Pour faire tourner Télé Bretagne, « tous les jours, le matin, à 9 heures, les journalistes de la station se réunissent et préparent le journal du soir sous la direction du rédacteur en chef, en collaboration avec l’équipe technique ». Le reportage nous montre également l’envers du décor, avec non seulement la régie, mais aussi le laboratoire de développement, le montage film, les ateliers de dessin. C’est ainsi tout « une chaîne d’hommes et de femmes qui travaillent dans l’ombre, mais qui ont chacun et chacune un rôle essentiel dans la fabrication quotidienne du journal du soir ».

L'avenue Janvier à Rennes, au miieu des années 1960. A droit se trouvent les locaux de la télévision régionale. Carte postale, collection particulière.

Au cours de la première décennie de son existence, Télé Bretagne a produit plus de 3 000 journaux soit environ « 2 millions de mètres de pellicules ». Loin d’avoir conservé la recette originale, le journaliste de 1974 relève que « le traitement de l’information a changé et les méthodes d’investigation ne sont plus les mêmes ». Du point de vue éditorial, Télé Bretagne  est également passée de la « télévision miroir » à la « télévision réflexion ». Côté innovation, « la station de Rennes était la première en France à annoncer les résultats complets des quatre départements bretons lors de l’élection du président de la République » en 1965. En 1969, les actualités régionales passent de « 15 à 20 minutes ». Puis en « juin 1971, Télé Bretagne présentait et diffusait son premier reportage en couleur sur la Deuxième chaîne » avec un sujet consacré « à notre confrère Le Télégramme de Brest ». En 1973, un studio tout neuf est créé pour permettre la diffusion en couleur du journal régional.
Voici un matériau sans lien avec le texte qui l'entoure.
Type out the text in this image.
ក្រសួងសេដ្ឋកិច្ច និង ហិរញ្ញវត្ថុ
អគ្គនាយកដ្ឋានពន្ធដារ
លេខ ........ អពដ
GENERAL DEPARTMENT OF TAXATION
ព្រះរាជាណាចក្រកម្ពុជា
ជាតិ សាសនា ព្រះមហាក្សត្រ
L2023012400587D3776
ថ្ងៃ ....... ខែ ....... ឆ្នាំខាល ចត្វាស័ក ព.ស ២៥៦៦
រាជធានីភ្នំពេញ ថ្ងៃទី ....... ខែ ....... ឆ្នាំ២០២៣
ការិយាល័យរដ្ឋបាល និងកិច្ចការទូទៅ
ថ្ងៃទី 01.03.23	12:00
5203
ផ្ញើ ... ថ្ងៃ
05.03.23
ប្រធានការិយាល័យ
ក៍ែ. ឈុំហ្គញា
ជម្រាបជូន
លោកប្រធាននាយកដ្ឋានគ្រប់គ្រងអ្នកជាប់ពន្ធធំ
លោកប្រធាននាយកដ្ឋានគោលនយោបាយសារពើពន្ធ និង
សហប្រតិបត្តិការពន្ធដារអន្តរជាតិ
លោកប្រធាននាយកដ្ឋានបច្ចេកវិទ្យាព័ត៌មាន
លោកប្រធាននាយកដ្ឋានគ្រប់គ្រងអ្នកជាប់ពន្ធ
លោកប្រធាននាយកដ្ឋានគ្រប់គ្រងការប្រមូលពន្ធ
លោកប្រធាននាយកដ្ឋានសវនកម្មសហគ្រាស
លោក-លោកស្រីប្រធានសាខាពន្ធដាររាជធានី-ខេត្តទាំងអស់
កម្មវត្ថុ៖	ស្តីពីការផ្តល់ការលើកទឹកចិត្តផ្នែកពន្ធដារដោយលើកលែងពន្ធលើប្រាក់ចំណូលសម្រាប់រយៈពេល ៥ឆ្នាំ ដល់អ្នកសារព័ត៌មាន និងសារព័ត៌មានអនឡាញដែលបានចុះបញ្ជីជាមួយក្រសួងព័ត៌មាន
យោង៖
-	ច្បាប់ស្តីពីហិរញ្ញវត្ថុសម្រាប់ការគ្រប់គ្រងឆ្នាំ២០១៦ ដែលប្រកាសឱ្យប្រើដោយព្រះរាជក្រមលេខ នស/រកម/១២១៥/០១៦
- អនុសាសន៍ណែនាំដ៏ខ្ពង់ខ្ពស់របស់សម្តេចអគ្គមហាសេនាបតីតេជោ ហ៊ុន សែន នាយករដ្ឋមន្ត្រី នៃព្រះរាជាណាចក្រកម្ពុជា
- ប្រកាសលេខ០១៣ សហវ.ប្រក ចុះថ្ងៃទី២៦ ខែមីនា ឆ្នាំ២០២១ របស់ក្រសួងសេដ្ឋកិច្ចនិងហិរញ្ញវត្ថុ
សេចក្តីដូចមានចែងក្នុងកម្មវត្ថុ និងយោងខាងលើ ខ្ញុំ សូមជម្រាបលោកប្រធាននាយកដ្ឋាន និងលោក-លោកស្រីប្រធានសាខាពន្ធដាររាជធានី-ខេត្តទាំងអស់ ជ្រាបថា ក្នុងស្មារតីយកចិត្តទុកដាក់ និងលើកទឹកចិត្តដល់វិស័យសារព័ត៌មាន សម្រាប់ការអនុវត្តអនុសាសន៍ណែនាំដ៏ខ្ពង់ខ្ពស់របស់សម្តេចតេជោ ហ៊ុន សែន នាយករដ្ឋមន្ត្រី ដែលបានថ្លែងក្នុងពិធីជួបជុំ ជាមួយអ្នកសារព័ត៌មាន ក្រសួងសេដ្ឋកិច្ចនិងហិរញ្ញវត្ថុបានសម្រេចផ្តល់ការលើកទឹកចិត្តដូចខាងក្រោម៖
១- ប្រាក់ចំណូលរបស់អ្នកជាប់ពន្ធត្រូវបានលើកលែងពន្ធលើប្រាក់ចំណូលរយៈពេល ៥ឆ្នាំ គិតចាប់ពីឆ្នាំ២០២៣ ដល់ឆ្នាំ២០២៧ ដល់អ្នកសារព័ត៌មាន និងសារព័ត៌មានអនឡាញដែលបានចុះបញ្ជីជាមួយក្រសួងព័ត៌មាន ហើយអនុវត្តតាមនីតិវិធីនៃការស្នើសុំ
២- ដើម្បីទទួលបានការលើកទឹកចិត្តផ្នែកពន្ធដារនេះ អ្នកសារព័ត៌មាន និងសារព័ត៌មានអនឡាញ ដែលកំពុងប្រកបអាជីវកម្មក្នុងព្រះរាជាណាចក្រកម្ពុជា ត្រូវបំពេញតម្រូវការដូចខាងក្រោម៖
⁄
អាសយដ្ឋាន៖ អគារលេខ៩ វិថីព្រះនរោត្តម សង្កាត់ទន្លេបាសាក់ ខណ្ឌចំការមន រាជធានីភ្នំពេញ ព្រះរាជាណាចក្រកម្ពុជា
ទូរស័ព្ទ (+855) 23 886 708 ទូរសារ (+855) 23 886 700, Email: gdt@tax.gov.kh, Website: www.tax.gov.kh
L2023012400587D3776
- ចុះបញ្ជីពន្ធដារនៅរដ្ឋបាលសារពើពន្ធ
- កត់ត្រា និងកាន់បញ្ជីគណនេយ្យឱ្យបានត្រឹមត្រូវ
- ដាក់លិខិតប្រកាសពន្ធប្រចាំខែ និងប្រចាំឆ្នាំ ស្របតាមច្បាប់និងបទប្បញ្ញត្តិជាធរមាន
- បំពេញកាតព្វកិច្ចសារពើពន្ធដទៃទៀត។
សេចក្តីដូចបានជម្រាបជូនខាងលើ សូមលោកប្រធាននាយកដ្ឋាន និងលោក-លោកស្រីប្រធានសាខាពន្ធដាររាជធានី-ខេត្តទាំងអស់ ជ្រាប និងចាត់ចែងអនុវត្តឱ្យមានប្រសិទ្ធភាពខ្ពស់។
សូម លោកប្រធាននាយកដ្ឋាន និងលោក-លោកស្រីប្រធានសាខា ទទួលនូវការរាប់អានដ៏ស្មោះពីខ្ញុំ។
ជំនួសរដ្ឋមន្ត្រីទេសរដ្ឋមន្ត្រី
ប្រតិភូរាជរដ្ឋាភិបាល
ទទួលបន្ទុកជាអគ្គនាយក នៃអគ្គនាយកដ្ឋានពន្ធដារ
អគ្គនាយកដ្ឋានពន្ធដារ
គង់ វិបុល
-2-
A partir de janvier 1974, un magazine hebdomadaire de 52 minutes sur l’actualité économique et sociale de la région – La Vie régionale – qui vient compléter l’offre télévisuelle.

Au final, en une dizaine d’années, les Bretons sont devenus des accros de la télévision. Pour s’en convaincre il n’y a qu’à observer leurs réactions lorsqu’un million d’entre eux en ont été privés pendant plusieurs mois, à la suite de l’attentat de Roc’h Trédudon en 1974.

Thomas PERRONO

 

 

 

1 « L’équipement des Français en biens durables fin 1968 », Economie et statistique, n°3, Juillet-Août 1969, p. 65-68.